I had some wise high school friends tell me that pursuing the Computer Science major was more about resilience and tenacity than about innate intelligence. I also got an Engineering internship and a Product Management internship in the summer and fall before and of my senior year, and mentors from those experiences confirmed the same thing. Only after I finally placed that my procrastination was about my pride and my hating the idea of feeling like I did not know how to do something, I internalized and followed these people’s advice. I finally understood where the people who told me “if you can do Math, you can do Computer Science” were coming from. I had not felt incompetent in Math, since I had been doing it for years–but I had felt incompetent in Computer Science, since I had not been doing it for years. Instead of aiming to “solve my procrastination,” I aimed to solve my feelings of incompetence–and the only way to solve incompetence is to tackle the material and practice. In turn, focusing on the root of my procrastination equipped me with the wake up call that I must swallow my pride and must become okay with seeing myself not instantly know how to do things.
Once I became okay with seeing myself be incompetent, I saw no point in starting assignments late. After all, the only way to gain competence in the subject matter of the assignment was to familiarize myself with the assignment and to give myself ample time to work on it. Curbing my stubbornness to not want to see myself not knowing how to do something killed two birds with one stone–it erased my bad habit, but it also taught me the important lesson that a lot of mini-failures will help me avoid larger, more impactful failures. Sure, spending two hours to code something that ended up having fifty bugs was a blow to my self esteem at first–but it was better to experience that for weeks and then finally ace the final programming project than it was to temporarily run away from the feeling of incompetence but then perform poorly in the end. Of course, while my procrastination was caused by hating to see myself mess up, everyone has different reasons for procrastination–and your story in ending your procrastination may look different than mine.
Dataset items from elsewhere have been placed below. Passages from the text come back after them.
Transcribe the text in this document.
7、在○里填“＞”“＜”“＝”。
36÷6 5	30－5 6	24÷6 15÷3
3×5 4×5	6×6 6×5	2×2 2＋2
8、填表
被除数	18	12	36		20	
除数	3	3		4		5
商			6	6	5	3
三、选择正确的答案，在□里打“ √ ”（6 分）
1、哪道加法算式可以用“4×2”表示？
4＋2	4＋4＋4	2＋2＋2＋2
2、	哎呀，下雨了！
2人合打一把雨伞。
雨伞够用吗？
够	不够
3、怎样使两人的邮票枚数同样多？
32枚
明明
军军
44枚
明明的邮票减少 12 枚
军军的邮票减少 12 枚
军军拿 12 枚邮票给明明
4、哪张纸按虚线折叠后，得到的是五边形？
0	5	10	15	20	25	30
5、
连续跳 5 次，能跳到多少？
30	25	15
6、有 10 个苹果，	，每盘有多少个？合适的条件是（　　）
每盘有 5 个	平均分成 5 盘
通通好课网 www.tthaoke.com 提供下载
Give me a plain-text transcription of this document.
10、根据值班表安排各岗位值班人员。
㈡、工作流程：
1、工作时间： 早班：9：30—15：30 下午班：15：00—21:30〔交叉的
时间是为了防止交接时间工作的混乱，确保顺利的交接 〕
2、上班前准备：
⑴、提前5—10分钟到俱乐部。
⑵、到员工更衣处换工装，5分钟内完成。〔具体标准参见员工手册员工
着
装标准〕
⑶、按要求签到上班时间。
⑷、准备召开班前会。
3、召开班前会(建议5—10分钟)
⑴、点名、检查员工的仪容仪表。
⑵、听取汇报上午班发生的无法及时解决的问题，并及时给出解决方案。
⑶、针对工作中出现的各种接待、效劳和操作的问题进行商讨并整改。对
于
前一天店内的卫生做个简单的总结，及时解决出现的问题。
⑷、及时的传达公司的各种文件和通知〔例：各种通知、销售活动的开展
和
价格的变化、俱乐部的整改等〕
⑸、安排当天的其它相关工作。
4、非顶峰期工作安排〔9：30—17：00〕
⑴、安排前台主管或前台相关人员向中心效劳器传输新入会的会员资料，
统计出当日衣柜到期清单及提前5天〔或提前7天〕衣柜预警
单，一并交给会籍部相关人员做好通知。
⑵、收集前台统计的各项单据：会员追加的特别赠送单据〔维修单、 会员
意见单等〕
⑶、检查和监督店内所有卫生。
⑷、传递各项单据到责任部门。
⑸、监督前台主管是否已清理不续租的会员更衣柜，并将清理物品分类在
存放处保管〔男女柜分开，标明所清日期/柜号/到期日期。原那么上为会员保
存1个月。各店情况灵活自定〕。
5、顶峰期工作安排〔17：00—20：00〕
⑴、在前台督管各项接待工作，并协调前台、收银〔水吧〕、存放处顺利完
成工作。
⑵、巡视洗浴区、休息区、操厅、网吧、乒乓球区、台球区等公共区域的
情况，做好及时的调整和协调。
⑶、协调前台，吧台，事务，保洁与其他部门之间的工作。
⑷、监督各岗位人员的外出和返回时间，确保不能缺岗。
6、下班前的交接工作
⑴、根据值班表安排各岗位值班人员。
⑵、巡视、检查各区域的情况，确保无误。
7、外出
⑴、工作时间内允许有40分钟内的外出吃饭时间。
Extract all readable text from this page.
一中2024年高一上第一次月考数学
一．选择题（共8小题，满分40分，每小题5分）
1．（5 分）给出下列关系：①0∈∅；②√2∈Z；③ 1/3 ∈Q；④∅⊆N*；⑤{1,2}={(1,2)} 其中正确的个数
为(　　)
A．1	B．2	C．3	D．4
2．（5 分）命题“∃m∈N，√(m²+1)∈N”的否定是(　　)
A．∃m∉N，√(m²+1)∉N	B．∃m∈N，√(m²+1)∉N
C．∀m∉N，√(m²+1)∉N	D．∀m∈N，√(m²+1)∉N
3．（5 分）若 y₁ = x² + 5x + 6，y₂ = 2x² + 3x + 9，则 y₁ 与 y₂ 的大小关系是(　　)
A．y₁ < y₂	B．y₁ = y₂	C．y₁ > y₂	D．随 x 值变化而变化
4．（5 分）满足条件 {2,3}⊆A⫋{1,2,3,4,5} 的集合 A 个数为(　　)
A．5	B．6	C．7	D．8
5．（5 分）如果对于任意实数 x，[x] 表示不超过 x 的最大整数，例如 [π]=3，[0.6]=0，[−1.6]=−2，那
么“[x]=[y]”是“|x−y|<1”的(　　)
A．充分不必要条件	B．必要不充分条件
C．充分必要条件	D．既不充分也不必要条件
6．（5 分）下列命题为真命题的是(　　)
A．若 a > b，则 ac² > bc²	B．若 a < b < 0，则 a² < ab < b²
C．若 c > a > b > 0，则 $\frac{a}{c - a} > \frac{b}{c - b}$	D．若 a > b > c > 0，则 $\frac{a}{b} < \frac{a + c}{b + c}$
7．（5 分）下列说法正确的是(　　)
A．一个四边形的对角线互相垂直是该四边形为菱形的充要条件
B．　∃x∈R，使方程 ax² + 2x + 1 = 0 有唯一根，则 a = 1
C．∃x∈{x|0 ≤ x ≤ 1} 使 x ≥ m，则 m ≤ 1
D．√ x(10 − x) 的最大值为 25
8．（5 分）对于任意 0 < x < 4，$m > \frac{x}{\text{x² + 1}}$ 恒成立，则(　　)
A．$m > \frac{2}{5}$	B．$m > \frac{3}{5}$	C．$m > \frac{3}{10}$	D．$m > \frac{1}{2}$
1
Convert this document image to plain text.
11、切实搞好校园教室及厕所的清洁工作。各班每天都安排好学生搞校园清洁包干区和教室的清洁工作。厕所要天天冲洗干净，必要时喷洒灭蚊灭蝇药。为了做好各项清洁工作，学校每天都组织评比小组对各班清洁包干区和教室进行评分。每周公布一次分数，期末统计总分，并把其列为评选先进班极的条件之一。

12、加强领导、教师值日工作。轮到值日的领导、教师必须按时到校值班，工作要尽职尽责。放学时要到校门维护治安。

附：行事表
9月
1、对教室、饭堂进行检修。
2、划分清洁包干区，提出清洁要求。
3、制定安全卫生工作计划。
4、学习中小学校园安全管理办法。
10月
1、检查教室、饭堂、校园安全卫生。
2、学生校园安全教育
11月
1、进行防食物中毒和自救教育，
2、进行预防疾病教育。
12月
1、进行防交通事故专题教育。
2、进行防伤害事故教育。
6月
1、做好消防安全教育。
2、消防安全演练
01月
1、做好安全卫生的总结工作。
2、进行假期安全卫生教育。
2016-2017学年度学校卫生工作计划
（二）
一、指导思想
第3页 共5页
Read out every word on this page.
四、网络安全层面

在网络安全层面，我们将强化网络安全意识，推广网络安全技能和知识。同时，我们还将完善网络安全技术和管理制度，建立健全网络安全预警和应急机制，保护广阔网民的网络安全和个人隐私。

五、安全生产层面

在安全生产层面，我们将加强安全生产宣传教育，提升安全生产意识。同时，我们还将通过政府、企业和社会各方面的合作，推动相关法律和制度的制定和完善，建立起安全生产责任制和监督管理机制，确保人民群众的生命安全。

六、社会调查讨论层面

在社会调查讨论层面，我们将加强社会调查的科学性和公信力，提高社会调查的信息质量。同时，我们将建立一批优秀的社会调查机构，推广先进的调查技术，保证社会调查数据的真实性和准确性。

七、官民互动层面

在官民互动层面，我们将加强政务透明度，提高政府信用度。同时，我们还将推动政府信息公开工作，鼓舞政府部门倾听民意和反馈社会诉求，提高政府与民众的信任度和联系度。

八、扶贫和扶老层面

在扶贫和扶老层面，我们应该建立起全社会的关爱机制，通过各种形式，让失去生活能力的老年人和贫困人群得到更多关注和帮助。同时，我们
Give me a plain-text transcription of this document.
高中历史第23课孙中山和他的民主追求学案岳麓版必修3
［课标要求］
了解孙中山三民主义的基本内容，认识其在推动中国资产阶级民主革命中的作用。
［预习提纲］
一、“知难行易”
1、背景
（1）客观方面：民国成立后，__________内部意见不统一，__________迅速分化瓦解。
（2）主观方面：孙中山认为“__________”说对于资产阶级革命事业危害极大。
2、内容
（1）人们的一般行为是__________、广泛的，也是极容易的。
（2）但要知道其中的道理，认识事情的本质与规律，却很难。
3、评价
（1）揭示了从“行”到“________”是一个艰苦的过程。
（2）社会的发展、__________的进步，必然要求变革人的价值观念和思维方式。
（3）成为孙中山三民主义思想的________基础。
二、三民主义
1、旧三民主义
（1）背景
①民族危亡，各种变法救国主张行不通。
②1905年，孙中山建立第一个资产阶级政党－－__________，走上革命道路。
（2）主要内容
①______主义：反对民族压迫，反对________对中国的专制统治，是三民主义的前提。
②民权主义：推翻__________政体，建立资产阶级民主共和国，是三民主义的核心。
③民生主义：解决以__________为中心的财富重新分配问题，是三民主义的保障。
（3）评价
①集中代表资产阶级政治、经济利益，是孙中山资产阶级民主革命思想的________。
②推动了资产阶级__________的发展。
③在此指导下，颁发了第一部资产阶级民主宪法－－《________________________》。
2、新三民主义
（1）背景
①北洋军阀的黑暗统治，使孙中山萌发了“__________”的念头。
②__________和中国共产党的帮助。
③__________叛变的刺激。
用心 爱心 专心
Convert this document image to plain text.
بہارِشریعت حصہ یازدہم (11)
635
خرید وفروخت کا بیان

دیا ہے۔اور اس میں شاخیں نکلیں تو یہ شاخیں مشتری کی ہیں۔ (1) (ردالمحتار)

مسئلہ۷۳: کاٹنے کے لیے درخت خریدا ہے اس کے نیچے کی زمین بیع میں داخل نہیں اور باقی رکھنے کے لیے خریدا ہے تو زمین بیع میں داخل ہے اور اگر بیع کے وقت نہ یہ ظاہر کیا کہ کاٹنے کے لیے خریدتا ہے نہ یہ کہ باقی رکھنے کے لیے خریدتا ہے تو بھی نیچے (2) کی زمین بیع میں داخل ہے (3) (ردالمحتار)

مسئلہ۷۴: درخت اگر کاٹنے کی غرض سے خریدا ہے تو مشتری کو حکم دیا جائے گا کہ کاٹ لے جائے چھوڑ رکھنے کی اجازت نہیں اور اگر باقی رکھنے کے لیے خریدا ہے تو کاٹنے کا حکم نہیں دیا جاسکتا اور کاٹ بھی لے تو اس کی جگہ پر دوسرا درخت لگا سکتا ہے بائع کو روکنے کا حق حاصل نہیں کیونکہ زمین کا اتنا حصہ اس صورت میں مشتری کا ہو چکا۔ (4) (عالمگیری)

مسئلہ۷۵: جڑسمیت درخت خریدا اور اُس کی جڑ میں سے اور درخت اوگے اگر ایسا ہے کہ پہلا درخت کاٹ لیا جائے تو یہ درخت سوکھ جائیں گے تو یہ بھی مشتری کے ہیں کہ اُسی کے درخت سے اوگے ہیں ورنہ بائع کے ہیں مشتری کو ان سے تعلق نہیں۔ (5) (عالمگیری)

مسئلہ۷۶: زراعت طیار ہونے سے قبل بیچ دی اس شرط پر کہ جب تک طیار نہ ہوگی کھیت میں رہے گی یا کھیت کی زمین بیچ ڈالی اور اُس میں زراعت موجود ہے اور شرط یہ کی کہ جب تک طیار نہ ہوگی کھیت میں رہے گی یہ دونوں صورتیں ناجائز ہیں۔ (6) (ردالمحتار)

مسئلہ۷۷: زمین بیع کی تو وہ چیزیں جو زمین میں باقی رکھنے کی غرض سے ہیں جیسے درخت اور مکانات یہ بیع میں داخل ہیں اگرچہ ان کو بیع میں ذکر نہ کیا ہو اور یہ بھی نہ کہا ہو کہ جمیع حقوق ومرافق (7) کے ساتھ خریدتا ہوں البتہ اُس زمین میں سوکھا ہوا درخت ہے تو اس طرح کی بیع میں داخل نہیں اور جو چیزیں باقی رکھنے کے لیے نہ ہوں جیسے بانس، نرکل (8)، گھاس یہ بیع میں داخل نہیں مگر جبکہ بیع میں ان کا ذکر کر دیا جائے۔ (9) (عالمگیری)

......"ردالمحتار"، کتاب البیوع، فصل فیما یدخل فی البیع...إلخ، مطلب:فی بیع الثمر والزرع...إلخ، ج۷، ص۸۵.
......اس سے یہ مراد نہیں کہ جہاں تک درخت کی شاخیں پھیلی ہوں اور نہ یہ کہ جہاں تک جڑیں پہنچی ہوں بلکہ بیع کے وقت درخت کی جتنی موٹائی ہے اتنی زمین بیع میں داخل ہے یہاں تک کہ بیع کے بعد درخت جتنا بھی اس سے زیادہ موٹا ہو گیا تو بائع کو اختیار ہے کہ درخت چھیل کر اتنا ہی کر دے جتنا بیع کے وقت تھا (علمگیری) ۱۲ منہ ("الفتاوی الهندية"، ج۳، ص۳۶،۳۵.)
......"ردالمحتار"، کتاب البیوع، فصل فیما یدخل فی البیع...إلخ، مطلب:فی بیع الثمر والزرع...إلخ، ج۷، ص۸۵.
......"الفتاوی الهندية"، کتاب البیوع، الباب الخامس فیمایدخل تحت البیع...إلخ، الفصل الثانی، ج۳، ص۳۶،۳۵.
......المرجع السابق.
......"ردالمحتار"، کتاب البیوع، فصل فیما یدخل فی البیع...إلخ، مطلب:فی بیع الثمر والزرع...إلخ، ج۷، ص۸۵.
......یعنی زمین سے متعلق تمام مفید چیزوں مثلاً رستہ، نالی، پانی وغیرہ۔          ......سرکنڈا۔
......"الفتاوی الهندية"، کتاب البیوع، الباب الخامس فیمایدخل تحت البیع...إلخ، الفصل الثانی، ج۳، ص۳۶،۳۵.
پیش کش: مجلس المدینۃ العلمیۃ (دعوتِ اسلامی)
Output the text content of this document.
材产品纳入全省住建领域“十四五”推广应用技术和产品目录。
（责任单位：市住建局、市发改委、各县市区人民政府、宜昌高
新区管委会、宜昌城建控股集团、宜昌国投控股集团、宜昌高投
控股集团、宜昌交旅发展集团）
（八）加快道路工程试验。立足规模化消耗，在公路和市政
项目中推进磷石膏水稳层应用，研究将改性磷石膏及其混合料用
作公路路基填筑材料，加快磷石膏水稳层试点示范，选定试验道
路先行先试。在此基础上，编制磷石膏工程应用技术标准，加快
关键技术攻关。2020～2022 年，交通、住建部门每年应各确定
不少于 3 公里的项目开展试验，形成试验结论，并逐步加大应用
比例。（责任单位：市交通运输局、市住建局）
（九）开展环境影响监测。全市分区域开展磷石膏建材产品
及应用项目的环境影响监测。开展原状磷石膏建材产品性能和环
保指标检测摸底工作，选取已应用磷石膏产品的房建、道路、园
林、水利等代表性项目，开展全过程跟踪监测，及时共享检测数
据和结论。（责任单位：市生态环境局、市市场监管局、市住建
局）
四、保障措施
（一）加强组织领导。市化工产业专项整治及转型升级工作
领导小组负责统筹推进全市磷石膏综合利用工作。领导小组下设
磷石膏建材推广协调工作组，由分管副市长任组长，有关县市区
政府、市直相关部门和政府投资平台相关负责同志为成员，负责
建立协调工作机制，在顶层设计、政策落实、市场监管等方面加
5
Ultimately though, the moral of my own journey is to identify your own reasons for procrastinating, and to fight those reasons at the root.
I urge you to take a look at the journal article I mentioned above. Comb through the categories and reasons for procrastinating, find the ones with which you identify, and start making a plan to tackle those. Procrastination is always a result of something, and you will find it far more effective to fight what creates that result rather than attempting to fight the result all by itself. You can train yourself to become okay with seeing yourself mess up. You can train yourself to not let your previous learning experiences and results dictate your present ones. You can train yourself to gain self-esteem. Once you address your root cause, you should no longer even have a reason to procrastinate. You can, and will, stop procrastinating and start flourishing.